Leyla davasında cezasızlığın önüne geçilseydi, bugün Narin’in yasını tutmazdık
Erel, Amed Times’a yaptığı açıklamada şu ifadeleri kullandı:
“Biz ders çıkarmamız gereken olaylardan ders çıkarmadık. Ağrı'da yaşayan ve yine benzer bir süreç yaşayan Leyla’nın (Leyla Aydemir) olayında maalesef gereken ders çıkarılmadı. Eğer o gün örgütler, partiler, bu ülkedeki, Kürdistan'daki ve Türkiye'deki bütün kurumlar bileşenler, aktivistler ve aktörler yan yana gelip, o olayın cezasızlıkla sonuçlanmasının önüne geçebilseydi; biz bugün burada Narin’in yasını tutmuyor olacaktık. Dolayısıyla bu ikinci dakika da eğer aynı şekilde sonuçlanırsa, bundan sonraki sayılar her geçen gün artarak devam edecek. Bu yüzden çok belirleyici ve önemlidir”
"Leyla dosyasındaki hukuksuzluğun Narin’in dosyasında da işletilmesinden kaygılıyız"
O zaman 4 yaşında olan Leyla Aydemir de 2018 yılında Ağrı’da kaybolmuştu ve 18 gün sonra cansız bedeni bulunmuştu. Cinsel istimara uğradığı kanıtlanan Leyla’nın dosyasından tutuklananların hepsi 2 yıl sonra tahliye kararı verilmişti.

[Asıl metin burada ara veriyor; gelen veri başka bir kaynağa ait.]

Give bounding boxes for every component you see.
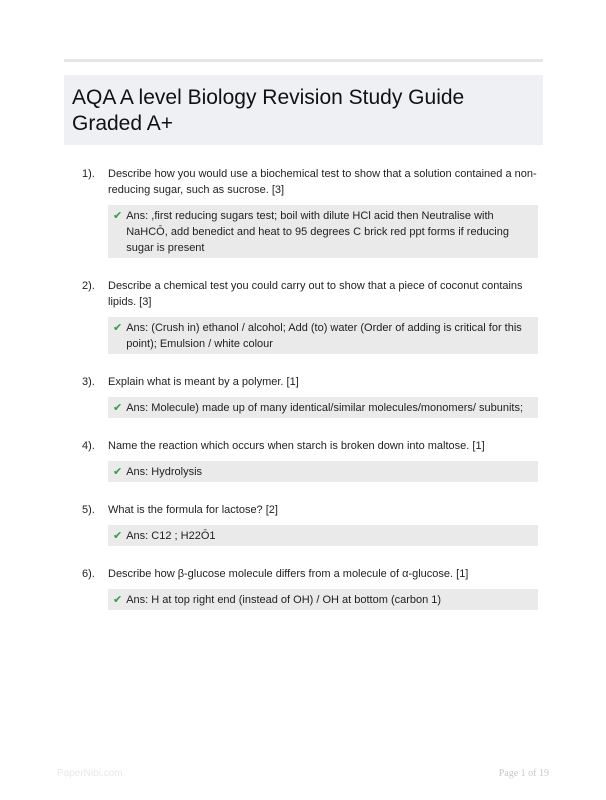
answer-box xyxy=(108,461,538,482)
question-text: Explain what is meant by a polymer. [1] xyxy=(108,376,299,388)
question-item xyxy=(82,374,538,418)
checkmark-icon: ✔ xyxy=(113,321,123,334)
question-item xyxy=(82,502,538,546)
question-text: Name the reaction which occurs when starch is broken down into maltose. [1] xyxy=(108,440,485,452)
question-text: What is the formula for lactose? [2] xyxy=(108,504,278,516)
answer-text: Ans: (Crush in) ethanol / alcohol; Add (to) water (Order of adding is critical for this point); Emulsion / white colour xyxy=(126,322,522,350)
answer-box xyxy=(108,317,538,354)
answer-box xyxy=(108,525,538,546)
checkmark-icon: ✔ xyxy=(113,593,123,606)
question-item xyxy=(82,278,538,354)
answer-text: Ans: Molecule) made up of many identical/similar molecules/monomers/ subunits; xyxy=(126,402,523,414)
title-banner xyxy=(64,75,543,145)
question-number: 4). xyxy=(82,440,95,452)
question-text: Describe a chemical test you could carry out to show that a piece of coconut contains lipids. [3] xyxy=(108,280,523,308)
question-number: 2). xyxy=(82,280,95,292)
checkmark-icon: ✔ xyxy=(113,529,123,542)
question-item xyxy=(82,438,538,482)
answer-text: Ans: C12 ; H22Ō1 xyxy=(126,530,216,542)
question-text: Describe how β-glucose molecule differs from a molecule of α-glucose. [1] xyxy=(108,568,469,580)
answer-box xyxy=(108,205,538,258)
question-number: 1). xyxy=(82,168,95,180)
top-divider xyxy=(64,59,543,62)
question-number: 6). xyxy=(82,568,95,580)
question-number: 3). xyxy=(82,376,95,388)
document-title: AQA A level Biology Revision Study Guide Graded A+ xyxy=(72,86,465,135)
answer-text: Ans: H at top right end (instead of OH) / OH at bottom (carbon 1) xyxy=(126,594,442,606)
question-item xyxy=(82,166,538,258)
page-number: Page 1 of 19 xyxy=(498,768,549,779)
question-list xyxy=(82,166,538,610)
answer-text: Ans: Hydrolysis xyxy=(126,466,203,478)
checkmark-icon: ✔ xyxy=(113,401,123,414)
answer-box xyxy=(108,589,538,610)
footer-site: PaperNibi.com xyxy=(57,768,123,779)
checkmark-icon: ✔ xyxy=(113,465,123,478)
question-item xyxy=(82,566,538,610)
checkmark-icon: ✔ xyxy=(113,209,123,222)
question-number: 5). xyxy=(82,504,95,516)
question-text: Describe how you would use a biochemical test to show that a solution contained a non-reducing sugar, such as sucrose. [3] xyxy=(108,168,537,196)
answer-box xyxy=(108,397,538,418)
answer-text: Ans: ,first reducing sugars test; boil with dilute HCl acid then Neutralise with NaHCŌ, add benedict and heat to 95 degrees C brick red ppt forms if reducing sugar is present xyxy=(126,210,509,254)
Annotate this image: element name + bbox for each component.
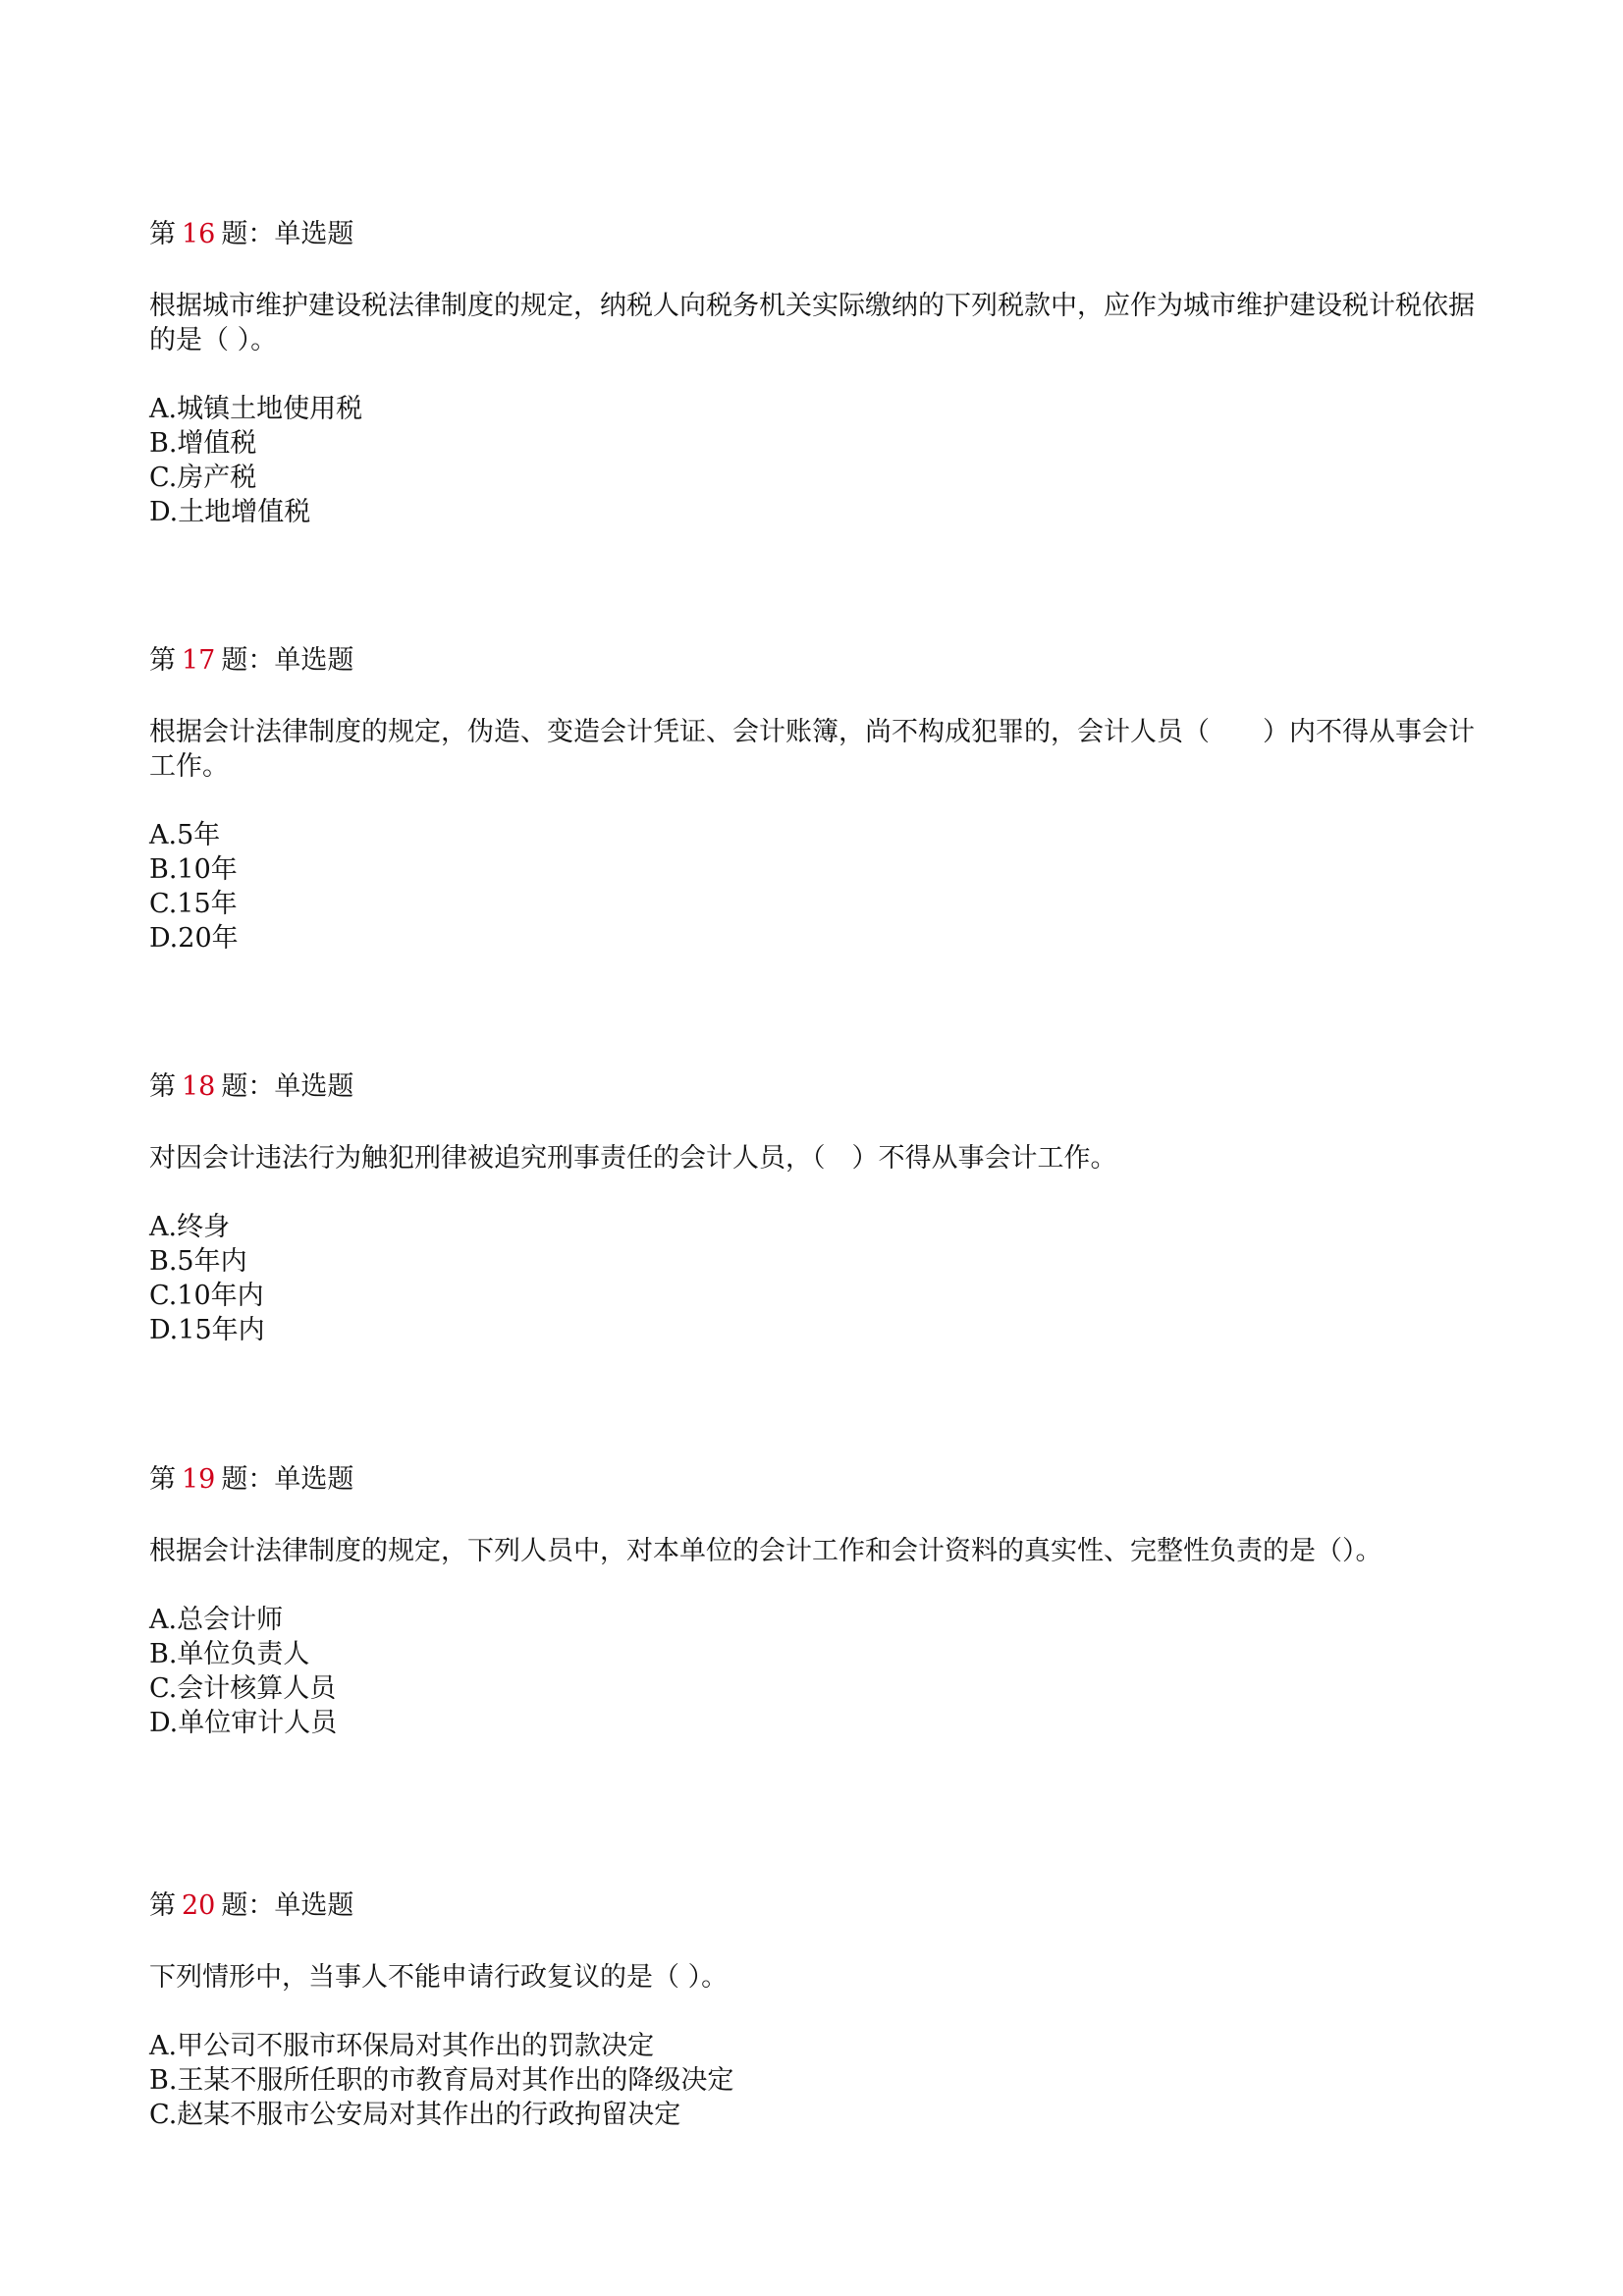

Leyla’nın başından geçen sürecin, Narin dosyasında da tekrar etmesinden kaygısını dile getiren Erel, şunları söyledi:
“Leyla'nın davası biliyorsunuz cezasızlıkla sonuçlandı amcası tahliye edildi. Bugün Narin’in amcası cezaevinde, süreç hiç şeffaf yürütülmüyor, gizlilik yasağı var. Dolayısıyla buradan da bir cezasızlıkla sonuçlanma ihtimali maalesef çok yüksek. Biz her zaman şunu söylüyoruz bu ülkenin bir çocuk hakları politikası yok ve bu da her geçen gün bir başka çocuğun kaybolmasına, ihlal ve ihmal edilmesine, hatta yaşam hakkının elinden alınmasına neden olan sonuçlara varıyor.”